To determine which flask contains 0.039 moles of gas, we need to compare the number of moles of gas in each flask.

First, let's calculate the number of moles of gas in each flask using the Ideal Gas Law equation:

PV = nRT

Where:
P = pressure (in kilopascals, kPa)
V = volume (in liters, L)
n = number of moles of gas
R = ideal gas constant (0.0821 L·atm/(mol·K) or 8.314 J/(mol·K))
T = temperature (in Kelvin, K)

Given:
For flask A:
P_A = 96.66 kPa
V_A = 1.0 L
T_A = 25°C = 25 + 273.15 K

For flask B:
P_B = 96.66 kPa
V_B = 1.0 L
T_B = 25°C = 25 + 273.15 K

For flask C:
P_C = 96.66 kPa
V_C = 1.0 L
T_C = 25°C = 25 + 273.15 K

Now we can calculate the number of moles of gas in each flask using the rearranged Ideal Gas Law equation:

n = PV / RT

For flask A:
n_A = (P_A * V_A) / (R * T_A)

For flask B:
n_B = (P_B * V_B) / (R * T_B)

For flask C:
n_C = (P_C * V_C) / (R * T_C)

Substituting the given values into the equations, we can calculate the number of moles of gas in each flask.

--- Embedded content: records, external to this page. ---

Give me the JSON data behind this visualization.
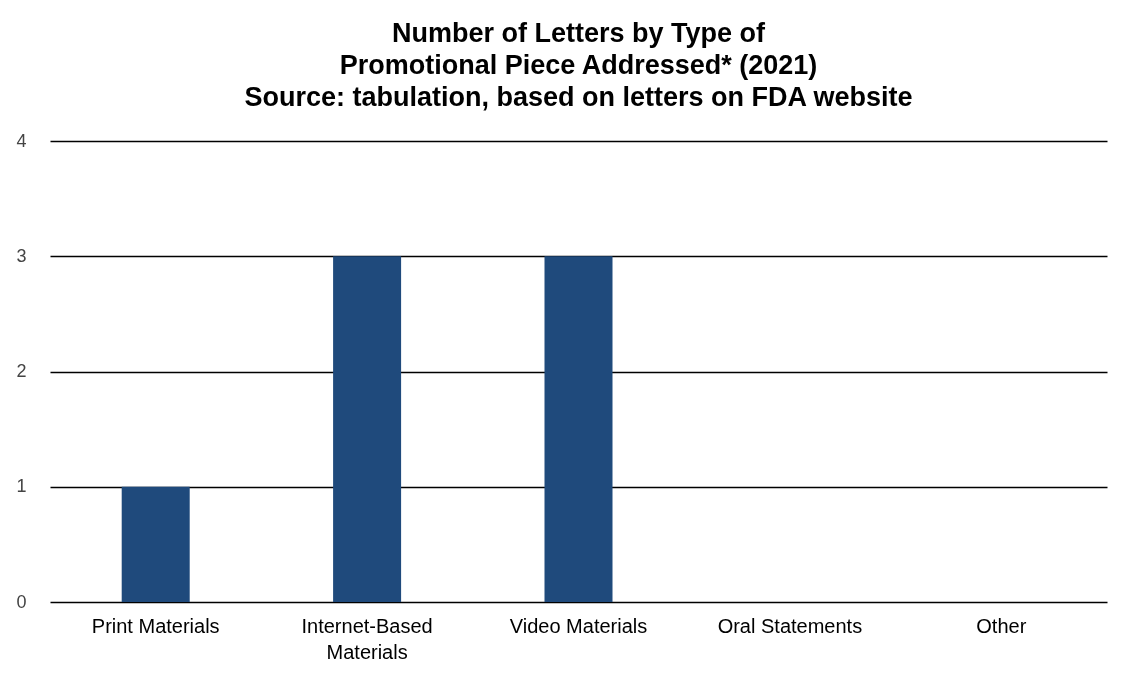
{
  "chart_data": {
    "type": "bar",
    "title": "Number of Letters by Type of\nPromotional Piece Addressed* (2021)\nSource: tabulation, based on letters on FDA website",
    "categories": [
      "Print Materials",
      "Internet-Based Materials",
      "Video Materials",
      "Oral Statements",
      "Other"
    ],
    "values": [
      1,
      3,
      3,
      0,
      0
    ],
    "color": "#1f4a7c",
    "ylim": [
      0,
      4
    ],
    "yticks": [
      0,
      1,
      2,
      3,
      4
    ],
    "grid": "y"
  }
}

n_A = (96.66 kPa * 1.0 L) / (0.0821 L·atm/(mol·K) * (25 + 273.15) K)

n_B = (96.66 kPa * 1.0 L) / (0.0821 L·atm/(mol·K) * (25 + 273.15) K)

n_C = (96.66 kPa * 1.0 L) / (0.0821 L·atm/(mol·K) * (25 + 273.15) K)

Calculating n_A, n_B, and n_C, we can compare the values to find the flask containing 0.039 moles of gas.